• gabrielblanc

Maurice Duverger v. Lebron James

Updated: Sep 8, 2021


Every year, it seems like the NBA fields a new and seemingly unbeatable combination of talents. Chronologically, they include: The Boston and Miami "big threes," the 2014 Spurs, the 73-win Warriors, those same Warriors plus Kevin Durant, both LA teams in 2020, and now the Brooklyn Nets.

Even the greatest teams of previous generations maxed out at two superstars, as opposed to the three or four that are the norm nowadays. Why is this the case? Why is it that, as time passes, fewer and fewer teams can conceivably win a championship, while more and more talent accumulates on a few teams?

Ever since the Golden State Warriors signed Kevin Durant and went to five consecutive Finals, people have been asking these questions. Most explanations involve the character of this generation's professional athletes. The trend of teaming up with your friends for the easiest path to a championship is attributed to "soft" millennials, or the influence of one Lebron James starting in 2010. Others prefer a more systematic explanation: As shorter-term contracts have become the norm, players have more power over who they play for. In general, I'd agree with this interpretation, but there's an element that can make it even more convincing: Duverger's Law.

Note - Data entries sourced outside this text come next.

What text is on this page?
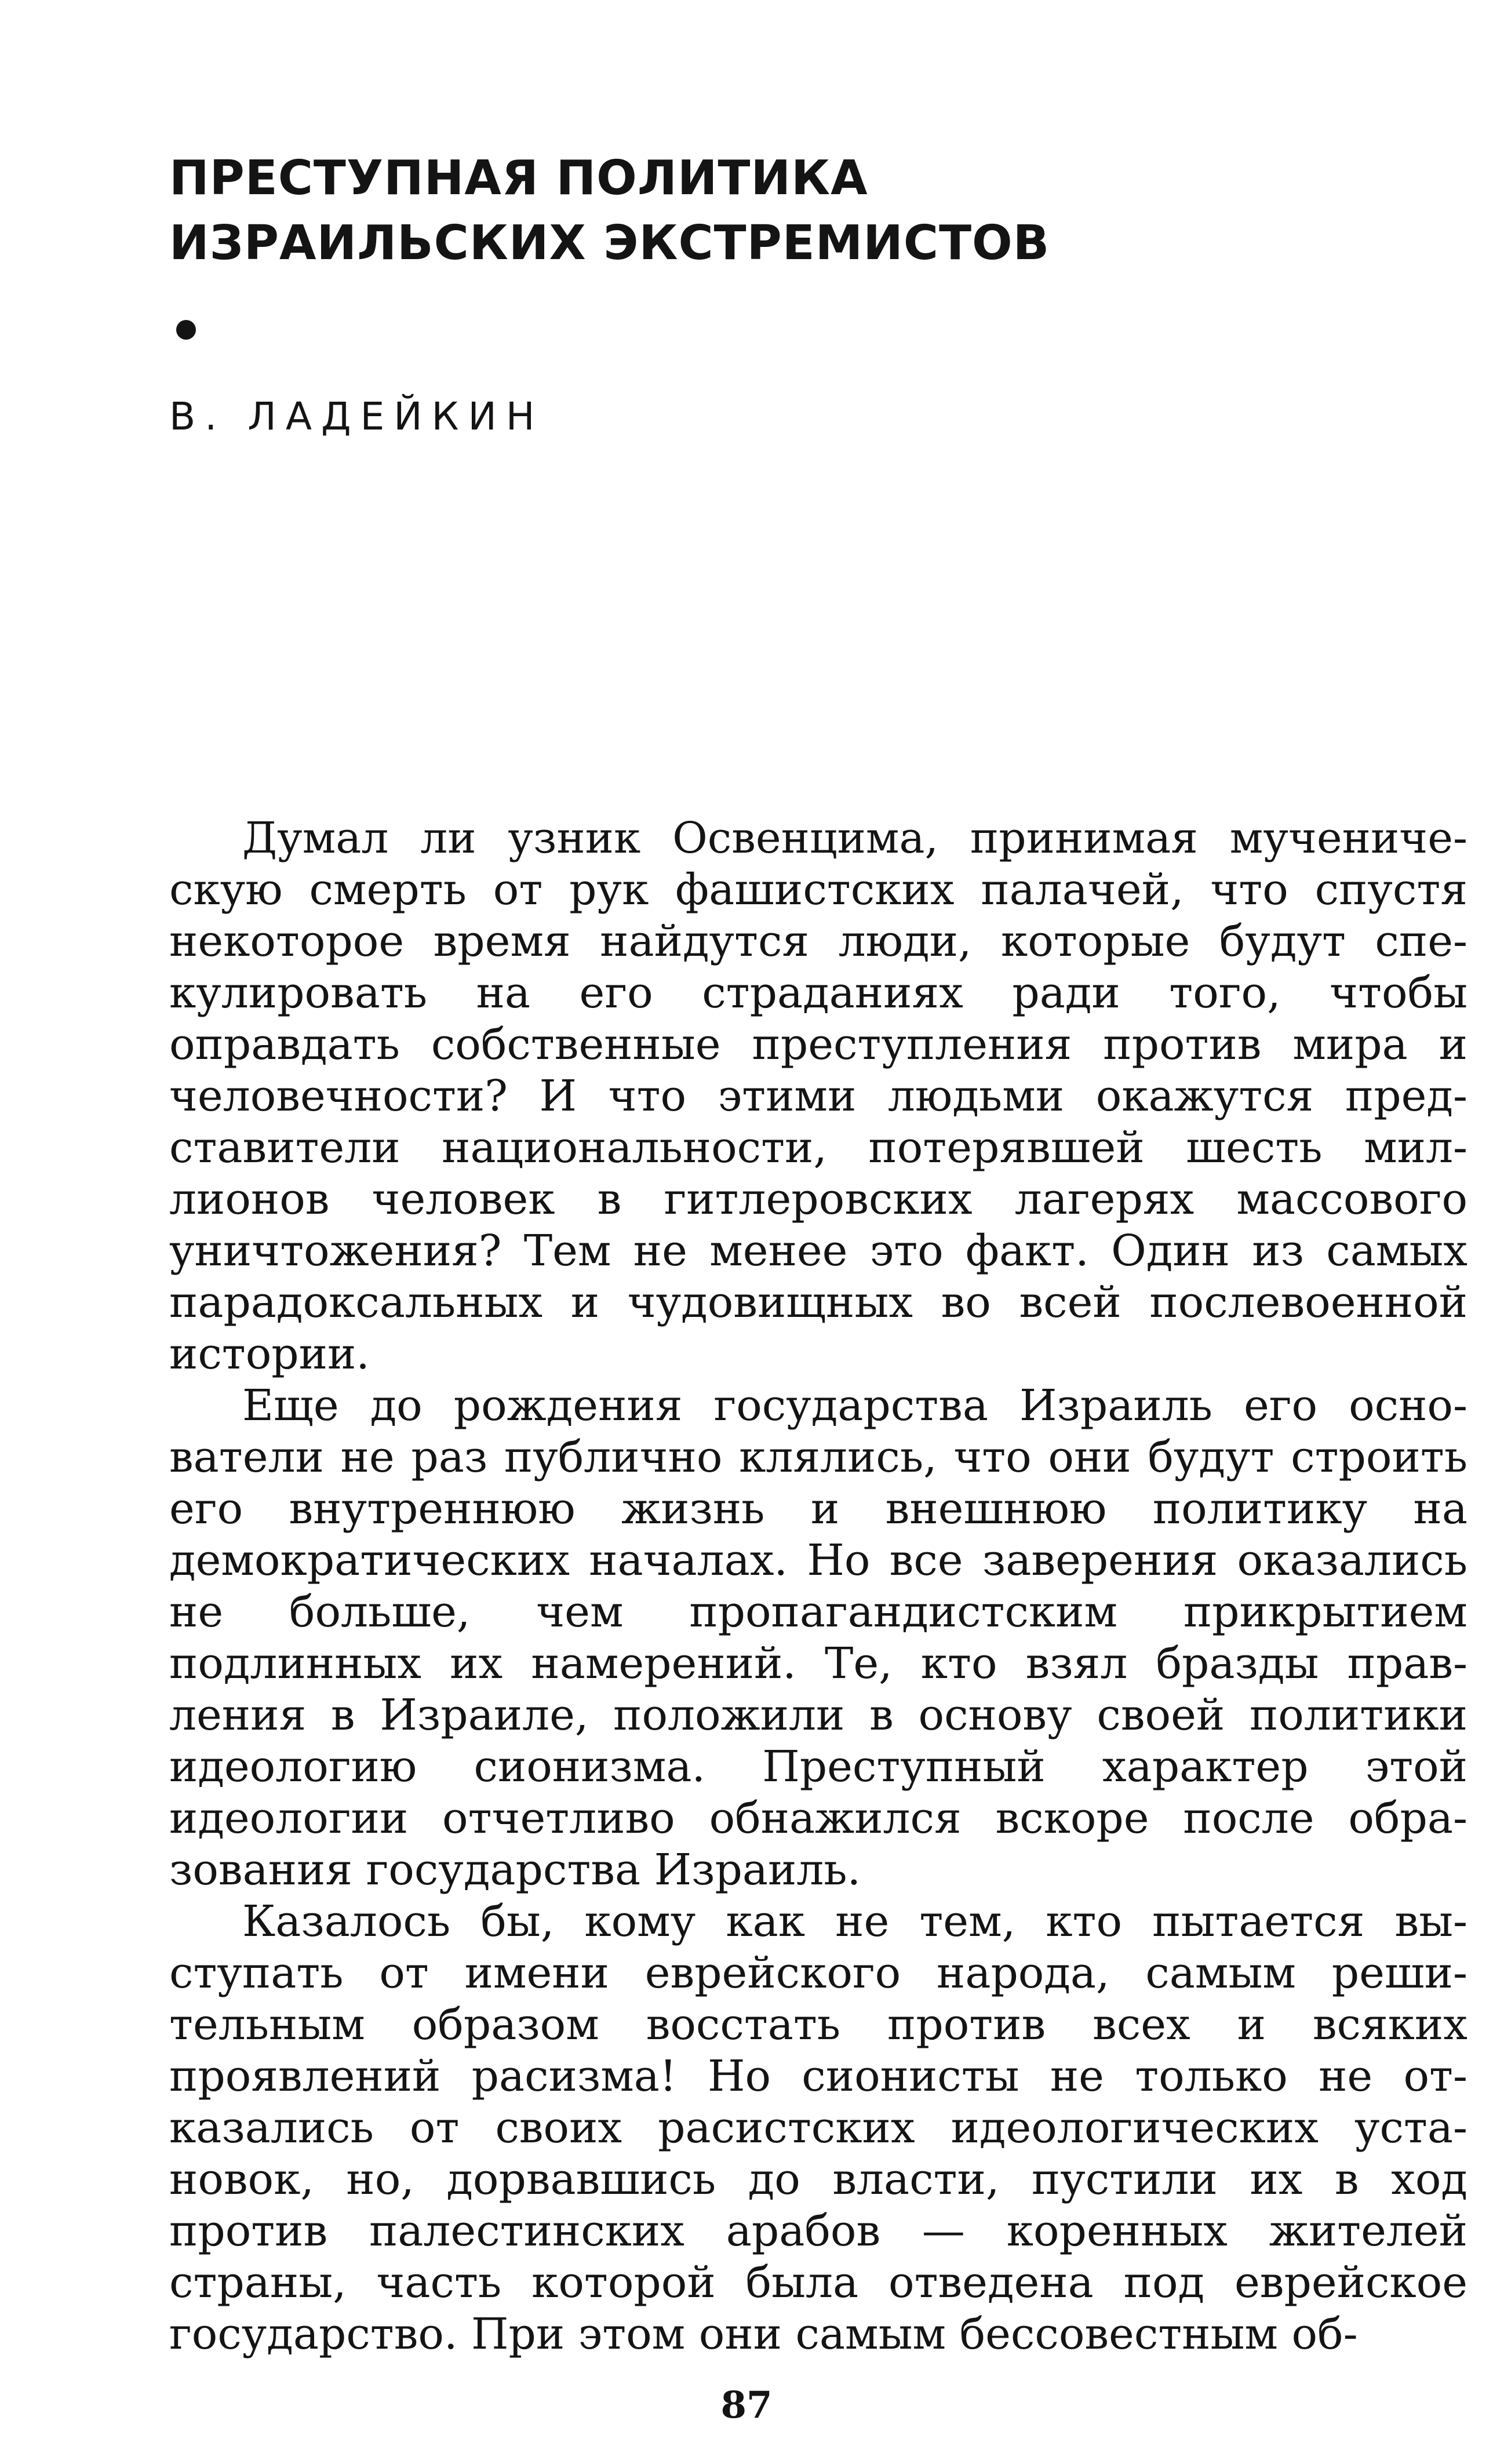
ПРЕСТУПНАЯ ПОЛИТИКА
ИЗРАИЛЬСКИХ ЭКСТРЕМИСТОВ
В. ЛАДЕЙКИН

Думал ли узник Освенцима, принимая мученическую смерть от рук фашистских палачей, что спустя некоторое время найдутся люди, которые будут спекулировать на его страданиях ради того, чтобы оправдать собственные преступления против мира и человечности? И что этими людьми окажутся представители национальности, потерявшей шесть миллионов человек в гитлеровских лагерях массового уничтожения? Тем не менее это факт. Один из самых парадоксальных и чудовищных во всей послевоенной истории.

Еще до рождения государства Израиль его основатели не раз публично клялись, что они будут строить его внутреннюю жизнь и внешнюю политику на демократических началах. Но все заверения оказались не больше, чем пропагандистским прикрытием подлинных их намерений. Те, кто взял бразды правления в Израиле, положили в основу своей политики идеологию сионизма. Преступный характер этой идеологии отчетливо обнажился вскоре после образования государства Израиль.

Казалось бы, кому как не тем, кто пытается выступать от имени еврейского народа, самым решительным образом восстать против всех и всяких проявлений расизма! Но сионисты не только не отказались от своих расистских идеологических установок, но, дорвавшись до власти, пустили их в ход против палестинских арабов — коренных жителей страны, часть которой была отведена под еврейское государство. При этом они самым бессовестным об-

87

I've written about this before, so I'll be brief. Duverger's Law posits that all plurality voting systems end up with two parties. This is demonstrated most clearly by the United State political system, in which third parties serve no purpose other than to play spoiler to Democrats or Republicans.

Just as Duverger theorized for electoral politics, in professional sports, as long as there is only one winner, there will only be two serious contenders for the championship. Or rather, the league tends towards a two-superteam system; We need to allow for some variation year-to-year. Sometimes there are surprises, such as the 2019 Raptors, or the 2021 Miami Heat, but those teams winning generally means a few things have broken in their favour.

The two parties that rise to the top, according to Duverger's law, tend to be on either side of the political spectrum, but fairly close to the centre. Similarly, the two superteams tend to be in different conferences, because being able to make it to the Finals before meeting the other superteam increases your chances of winning it all. It seems that stars have kept this balance in mind when looking for potential teams to join. As some have pointed out, since Lebron James moved West, the net flow of superstar talent has been Eastwards. The inverse was true when he was still in Cleveland.

If we accept that Duverger's Law applies to professional sports leagues, it becomes clear why the accumulation of talent has become the norm: As long as there is freedom of movement for players, stars that want to win will find each other. The more freedom of movement there is (shorter contracts, player options, trade demands, etc.) the more talent will accumulate.

Who knows, were players more empowered, if Karl Malone might have signed with the Bulls? Or Kevin McHale with the Lakers? Its strange to imagine the trappings of the modern NBA in the context of previous generations, but my guess is there was more keeping players from joining their rivals than a "competitive spirit." If anything, joining your rivals for a shot at a championship is the norm, and it's only been able to manifest in the past ten years.

The real loser here is Lebron James, the one man superteam, who watches the league rebalance itself around him every few years so that other stars have a shot at winning. Sure, talent accumulates around Lebron, but it also accumulates where he isn't, for the express purpose of beating him in the Finals.